P5's Psychiatric assessment dated [DATE], revealed P5 had a history of impulsive ingestion of foreign objects. P5's treatment plan on admission included 2:1 staffing for supervision related to her swallowing behavior and aggression. P5's treatment plan dated 4/11/19, revealed P5's supervision had been modified to 1:1 staffing for safety.

P5's medical record from Hospital X dated 4/18/19, revealed P5 was seen in the emergency room related to ingestion of a foreign object. A CT dated 4/18/19, revealed an ingested foreign body consistent with a folded underwire from a bra was located in the esophagus. P5 underwent EGD for removal of the foreign body, and then returned to the sending hospital.

An incident report dated 4/18/19, revealed P5 was in the shower and the staff member assigned the 1:1 supervision for P5 was in the room. P5 handed the staff member her bra and told the staff member that she had just swallowed the underwire from the bra. P5 was sent by ambulance to Hospital X.
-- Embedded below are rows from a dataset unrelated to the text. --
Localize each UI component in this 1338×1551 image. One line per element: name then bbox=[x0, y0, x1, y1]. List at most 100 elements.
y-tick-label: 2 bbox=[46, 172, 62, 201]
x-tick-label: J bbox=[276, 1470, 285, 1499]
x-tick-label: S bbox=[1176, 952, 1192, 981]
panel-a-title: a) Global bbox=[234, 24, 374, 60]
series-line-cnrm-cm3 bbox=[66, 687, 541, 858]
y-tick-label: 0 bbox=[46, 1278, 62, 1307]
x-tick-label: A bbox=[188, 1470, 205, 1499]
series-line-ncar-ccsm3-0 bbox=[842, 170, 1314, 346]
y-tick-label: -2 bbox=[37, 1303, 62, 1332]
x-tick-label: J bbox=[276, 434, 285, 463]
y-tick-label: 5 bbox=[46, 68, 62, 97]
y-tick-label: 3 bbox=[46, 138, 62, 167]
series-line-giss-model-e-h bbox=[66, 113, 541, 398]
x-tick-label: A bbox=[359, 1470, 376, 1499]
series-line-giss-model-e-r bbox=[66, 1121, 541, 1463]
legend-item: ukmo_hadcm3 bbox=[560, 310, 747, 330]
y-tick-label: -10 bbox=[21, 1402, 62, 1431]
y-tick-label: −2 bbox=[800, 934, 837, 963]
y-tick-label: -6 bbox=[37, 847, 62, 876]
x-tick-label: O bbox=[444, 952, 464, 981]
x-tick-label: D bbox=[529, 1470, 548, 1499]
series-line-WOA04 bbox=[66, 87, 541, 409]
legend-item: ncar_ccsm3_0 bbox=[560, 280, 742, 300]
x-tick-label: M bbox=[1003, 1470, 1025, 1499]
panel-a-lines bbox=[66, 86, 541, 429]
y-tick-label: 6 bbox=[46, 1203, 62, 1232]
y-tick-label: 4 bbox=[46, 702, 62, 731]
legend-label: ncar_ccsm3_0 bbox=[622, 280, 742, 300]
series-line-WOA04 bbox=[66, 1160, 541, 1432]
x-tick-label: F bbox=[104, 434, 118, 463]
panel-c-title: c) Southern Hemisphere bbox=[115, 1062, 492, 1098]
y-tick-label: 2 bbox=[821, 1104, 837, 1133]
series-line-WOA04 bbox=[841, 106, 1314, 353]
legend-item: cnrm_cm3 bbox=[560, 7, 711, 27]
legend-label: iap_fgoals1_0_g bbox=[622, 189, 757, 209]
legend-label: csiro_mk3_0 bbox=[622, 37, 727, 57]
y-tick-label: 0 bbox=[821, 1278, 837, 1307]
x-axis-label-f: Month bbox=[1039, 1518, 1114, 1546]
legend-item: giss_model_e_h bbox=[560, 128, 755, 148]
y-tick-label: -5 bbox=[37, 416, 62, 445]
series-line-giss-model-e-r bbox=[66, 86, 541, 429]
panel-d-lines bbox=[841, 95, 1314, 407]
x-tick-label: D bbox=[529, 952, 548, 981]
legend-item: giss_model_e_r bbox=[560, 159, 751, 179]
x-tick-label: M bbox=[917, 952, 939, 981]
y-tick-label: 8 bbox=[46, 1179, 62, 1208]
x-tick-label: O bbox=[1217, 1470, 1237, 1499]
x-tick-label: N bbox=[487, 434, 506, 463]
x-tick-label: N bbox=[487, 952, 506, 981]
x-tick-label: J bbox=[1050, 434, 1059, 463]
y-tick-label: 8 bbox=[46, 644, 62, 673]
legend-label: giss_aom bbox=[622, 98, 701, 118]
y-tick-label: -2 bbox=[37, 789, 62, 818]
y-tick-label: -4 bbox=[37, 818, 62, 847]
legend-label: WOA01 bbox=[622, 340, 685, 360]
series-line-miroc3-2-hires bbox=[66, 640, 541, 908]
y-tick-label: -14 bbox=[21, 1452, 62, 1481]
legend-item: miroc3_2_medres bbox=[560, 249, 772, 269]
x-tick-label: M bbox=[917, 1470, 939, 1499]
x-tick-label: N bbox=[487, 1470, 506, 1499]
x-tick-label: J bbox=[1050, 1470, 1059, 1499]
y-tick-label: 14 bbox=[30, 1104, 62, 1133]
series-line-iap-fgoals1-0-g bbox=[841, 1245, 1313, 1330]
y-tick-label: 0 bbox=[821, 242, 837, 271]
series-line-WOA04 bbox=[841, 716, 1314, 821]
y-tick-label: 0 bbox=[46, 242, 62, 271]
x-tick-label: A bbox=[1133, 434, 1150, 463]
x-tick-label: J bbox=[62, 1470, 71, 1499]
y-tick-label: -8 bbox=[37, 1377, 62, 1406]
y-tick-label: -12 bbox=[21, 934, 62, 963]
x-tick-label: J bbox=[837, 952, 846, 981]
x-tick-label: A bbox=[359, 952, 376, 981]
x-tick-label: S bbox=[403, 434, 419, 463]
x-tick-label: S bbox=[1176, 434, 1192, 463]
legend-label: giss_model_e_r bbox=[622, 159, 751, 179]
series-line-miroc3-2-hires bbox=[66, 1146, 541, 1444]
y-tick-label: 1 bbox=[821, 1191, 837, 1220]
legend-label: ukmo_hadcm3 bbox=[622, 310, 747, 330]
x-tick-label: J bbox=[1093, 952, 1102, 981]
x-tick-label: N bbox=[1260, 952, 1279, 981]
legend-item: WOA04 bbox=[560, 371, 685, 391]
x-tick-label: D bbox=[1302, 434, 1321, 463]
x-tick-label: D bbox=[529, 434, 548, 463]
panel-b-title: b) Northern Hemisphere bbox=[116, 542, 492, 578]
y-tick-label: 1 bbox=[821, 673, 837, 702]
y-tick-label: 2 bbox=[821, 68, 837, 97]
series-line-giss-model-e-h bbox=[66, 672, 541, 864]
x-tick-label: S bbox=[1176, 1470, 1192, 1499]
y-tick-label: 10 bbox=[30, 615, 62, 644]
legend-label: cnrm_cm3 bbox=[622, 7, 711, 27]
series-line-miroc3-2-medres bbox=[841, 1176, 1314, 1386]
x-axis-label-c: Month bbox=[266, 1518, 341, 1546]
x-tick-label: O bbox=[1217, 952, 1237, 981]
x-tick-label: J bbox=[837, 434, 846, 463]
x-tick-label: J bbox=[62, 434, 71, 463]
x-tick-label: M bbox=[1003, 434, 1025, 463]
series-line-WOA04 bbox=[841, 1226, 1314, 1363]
The hospital critical Incident review (CIR) undated, was reviewed and revealed the staff member with P5 on 4/18/19, while she was in the shower, was standing outside the curtain while P5 was showering, not able to visualize P5.

During an interview on 4/23/19, at 1:15 p.m. RN-D stated the hospital identified that the staff member conducting the 1:1 with P5 on 4/18/19, did not follow hospital 1:1 policy to keep P5 in sight at all times while completing the 1:1 staffing for patient supervision.

The policy titled Therapeutic Observations, dated 4/2/19, directed under the section Definitions: Close 1:1 Observation: Staff assigned must observe the client in close proximity with immediate physical access and no physical barriers between staff and client, and maintain continuous visual observation.